В декабрьскую стужу, неся на спинах оружие и снаряжение, перешли вброд реку Лим. Сербия осталась позади. Тяжело было на душе у бойцов. Двенадцать из них решили вернуться обратно в район Ужицы и Чачак, чтобы снова поднять там восстание. Милоевич и Перучица не стали их отговаривать. Но об этом узнал Тито. Он приказал догнать и задержать группу смельчаков. Позже, прибыв как-то со своим штабом в местечко Рудо, где располагались шумадийцы, Тито сказал Перучице, что за попытку двенадцати партизан дезертировать кто-то будет отвечать. И действительно, вскоре несколько человек из этих двенадцати шахтеров были расстреляны по приговору военного трибунала. Иован помнит их имена: Кртинич, Катоман, Ивашевич, Браевич, «Шкрба». Их обвинили в том, что они якобы взяли у работников верховного штаба какие-то деньги…

В Рудо двадцать второго декабря 1941 года была сформирована Первая Пролетарская бригада. Шумадийский отряд вошел в нее как батальон. Создавались и другие крупные партизанские части и соединения. Говорили об усилении абсолютной руководящей роли партии в народно-освободительной борьбе, о субординации и укреплении дисциплины…

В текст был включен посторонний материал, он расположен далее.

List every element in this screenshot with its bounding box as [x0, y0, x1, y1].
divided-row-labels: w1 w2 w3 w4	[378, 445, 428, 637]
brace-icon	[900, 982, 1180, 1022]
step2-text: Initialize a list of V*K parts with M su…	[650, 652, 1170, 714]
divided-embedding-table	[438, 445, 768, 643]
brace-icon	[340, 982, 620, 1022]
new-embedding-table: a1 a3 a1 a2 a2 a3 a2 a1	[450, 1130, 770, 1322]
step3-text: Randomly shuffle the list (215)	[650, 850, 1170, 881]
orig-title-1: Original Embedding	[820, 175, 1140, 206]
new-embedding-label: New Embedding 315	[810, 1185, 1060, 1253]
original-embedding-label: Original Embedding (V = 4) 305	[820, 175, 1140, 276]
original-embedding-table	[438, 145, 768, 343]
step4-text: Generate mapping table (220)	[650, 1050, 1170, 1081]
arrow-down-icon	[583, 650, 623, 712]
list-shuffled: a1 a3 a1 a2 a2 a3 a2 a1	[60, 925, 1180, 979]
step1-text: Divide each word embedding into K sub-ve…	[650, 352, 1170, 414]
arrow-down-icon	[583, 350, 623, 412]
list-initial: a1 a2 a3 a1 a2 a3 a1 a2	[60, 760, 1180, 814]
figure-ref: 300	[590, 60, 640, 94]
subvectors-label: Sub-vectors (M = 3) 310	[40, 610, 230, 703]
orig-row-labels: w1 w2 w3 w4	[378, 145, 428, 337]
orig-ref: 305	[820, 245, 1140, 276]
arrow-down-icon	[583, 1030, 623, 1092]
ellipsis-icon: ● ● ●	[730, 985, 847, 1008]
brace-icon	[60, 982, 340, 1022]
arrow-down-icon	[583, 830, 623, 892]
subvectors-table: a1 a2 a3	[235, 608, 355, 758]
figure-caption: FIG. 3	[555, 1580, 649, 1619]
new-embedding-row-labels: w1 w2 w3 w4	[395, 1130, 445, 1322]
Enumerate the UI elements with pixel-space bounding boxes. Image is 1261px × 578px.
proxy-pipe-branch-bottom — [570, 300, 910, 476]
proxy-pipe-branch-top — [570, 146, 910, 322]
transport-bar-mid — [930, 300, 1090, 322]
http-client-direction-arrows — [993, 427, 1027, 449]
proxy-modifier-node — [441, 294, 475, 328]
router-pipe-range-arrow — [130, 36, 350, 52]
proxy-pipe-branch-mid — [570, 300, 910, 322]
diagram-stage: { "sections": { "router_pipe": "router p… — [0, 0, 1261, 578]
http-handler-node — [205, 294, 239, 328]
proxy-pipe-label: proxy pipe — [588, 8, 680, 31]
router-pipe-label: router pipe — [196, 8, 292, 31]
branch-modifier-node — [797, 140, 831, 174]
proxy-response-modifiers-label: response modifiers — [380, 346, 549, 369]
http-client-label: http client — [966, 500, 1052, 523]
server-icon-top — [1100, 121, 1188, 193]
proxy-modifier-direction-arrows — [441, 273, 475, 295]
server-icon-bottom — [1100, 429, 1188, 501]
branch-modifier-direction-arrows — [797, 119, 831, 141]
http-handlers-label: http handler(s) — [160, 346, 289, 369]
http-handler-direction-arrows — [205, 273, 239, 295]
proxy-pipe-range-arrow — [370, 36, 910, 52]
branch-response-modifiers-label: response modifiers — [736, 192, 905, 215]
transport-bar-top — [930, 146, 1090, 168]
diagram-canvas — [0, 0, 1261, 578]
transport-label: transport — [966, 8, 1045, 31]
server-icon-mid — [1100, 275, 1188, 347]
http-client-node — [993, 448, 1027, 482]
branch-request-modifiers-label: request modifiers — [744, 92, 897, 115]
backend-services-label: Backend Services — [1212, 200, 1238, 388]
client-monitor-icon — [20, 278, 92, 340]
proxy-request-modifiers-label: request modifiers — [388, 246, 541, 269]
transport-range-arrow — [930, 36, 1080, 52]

На запад Югославии, в Боснию и в Далмацию, в Динарские Альпы, к Адриатическому морю перемещался центр партизанского движения. Говорили, что отсюда будет удобнее войти в стратегический контакт с западными союзниками…

А почти вся Сербия, за исключением ее северных районов, превратилась в вотчину недичевцев и четников. Генерал Недич сам заявлял в газете «Ново време», что четники и его стражники борются, «как родные братья, рука об руку». Недич хвалил предателя Михайловича за то, что тот не щадил пленных партизан и вместе с ним состязался с хорватскими усташами и католическими попами в зверских расправах над беззащитным населением. Чтобы как-нибудь «оправдать» свою явную измену, Михайлович в воззваниях нагло уверял, что он якобы оберегает сербов от уничтожения: так как за каждого убитого немца эсэсовцы расстреливают сто жителей, то мол нужно убивать не немцев, а тех, кто, борясь с оккупантами, подписывает тем самым смертный приговор тысячам мирных жителей. Настоящий иезуит!

Допустив к власти в селах четников, оккупанты с их помощью установили в Сербии неслыханный террор. Многие села были дотла сожжены как «партизанские гнезда», тысячи людей казнены, триста тысяч человек, главным образом родственников партизан, правительство Недича отправило на работы в Германию. Так-то Михайлович «сберег» сербский народ!.. Он занимал своими силами всего лишь с десяток изолированных участков в Западной Сербии. Там немцы на него не нападали. Наоборот, он содействовал им в борьбе с партизанами. И все-таки его шефы, англичане, продолжали кричать на весь мир, что «Михайлович удерживает целые районы Югославии» и что «его войска ведут успешную борьбу против немцев».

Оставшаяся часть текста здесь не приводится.